While Adélie and chinstrap penguins remain stuck in their ancestral habits in hell or hot water, the much more flexible Gentoo penguins are drifting further and further south. And as they show their willingness to hunt new prey or abandon a nest to increase their chances of long-term survival, their numbers explode.
“Gentoo penguins are the big winners from climate change in Antarctica,” Lynch said, confirming reports that some colonies in some areas have increased by 30,000%. “They’re perfectly happy to take advantage of a warming Antarctica. They don’t mind it getting wetter. The flip side is that Adélie and chinstrap populations have cratered in many areas and especially the chinstrap penguins. Their populations have declined in some areas by up to 80%.
“Adaptation means several things,” Hart said. “It means being very tough in a tough environment, but it also means reading the piece about seasonality. It means averaging, so if you’re not doing well in a year, you have to do better.
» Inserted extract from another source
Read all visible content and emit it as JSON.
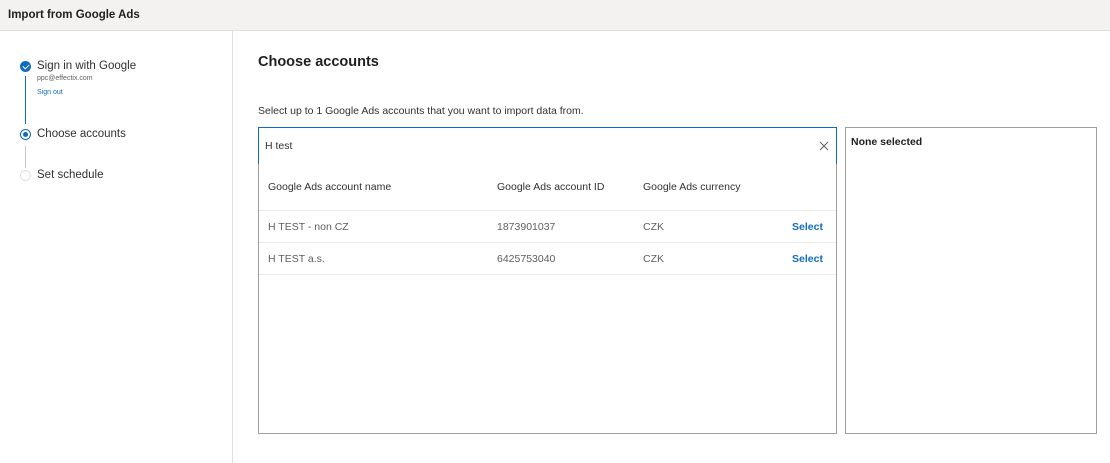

And then you really don’t have only to do well one year out of three.”
“I think there’s a lesson for us here as well,” Lynch said. “If we stick to what we’ve always done, it’s not going to go well for us. Just because Manhattan has always been where it is, does it make sense that it’s here 200 or 300 years from now? I don’t “I don’t know. But I think we would benefit from being plastic, flexible and adaptive. And I think that’s kind of what the gentoos are telling us.”
Apart from the concern that a krill crash could follow the ice crash, bird flu is now present in Chile and Argentina and Hart predicts that it could migrate with seabirds to the Antarctic Peninsula next spring and devastate penguin colonies. “I think we’re going to have a horrible year next year,” he told me. “But we won’t know until it happens.”
These cascading threats also make gentoos an example of what humans in the world of chilling UN climate reports call the “hard” and “soft” limits of adaptation. If political or financial obstacles block an available strategy, it is considered a soft limit. But if the physical changes are too sudden and severe, there is a hard limit to finding a solution.
As I saw on the expedition in early March, even the rolling gentoos with the punches are struggling after a warmer and wetter Antarctica created enough snow and rain events to delay this year’s penguin nesting season by a month.
We watched with grim resignation as gentoo couples pick up stones for worthless nests and mothers hatch chicks that simply won’t have enough time to grow the feathers and fat needed to survive the winter. But Lynch reminded me that this is a colony on an island, and so far what doesn’t kill a gentoo only makes it harder. If they changed neighborhoods so easily, she thinks, they would only change the timing of the baby-making season.
“I think if there was a permanent change to a snowy year climate, gentoo penguins would probably start breeding earlier,” she said. “I think the gentoos will be fine.”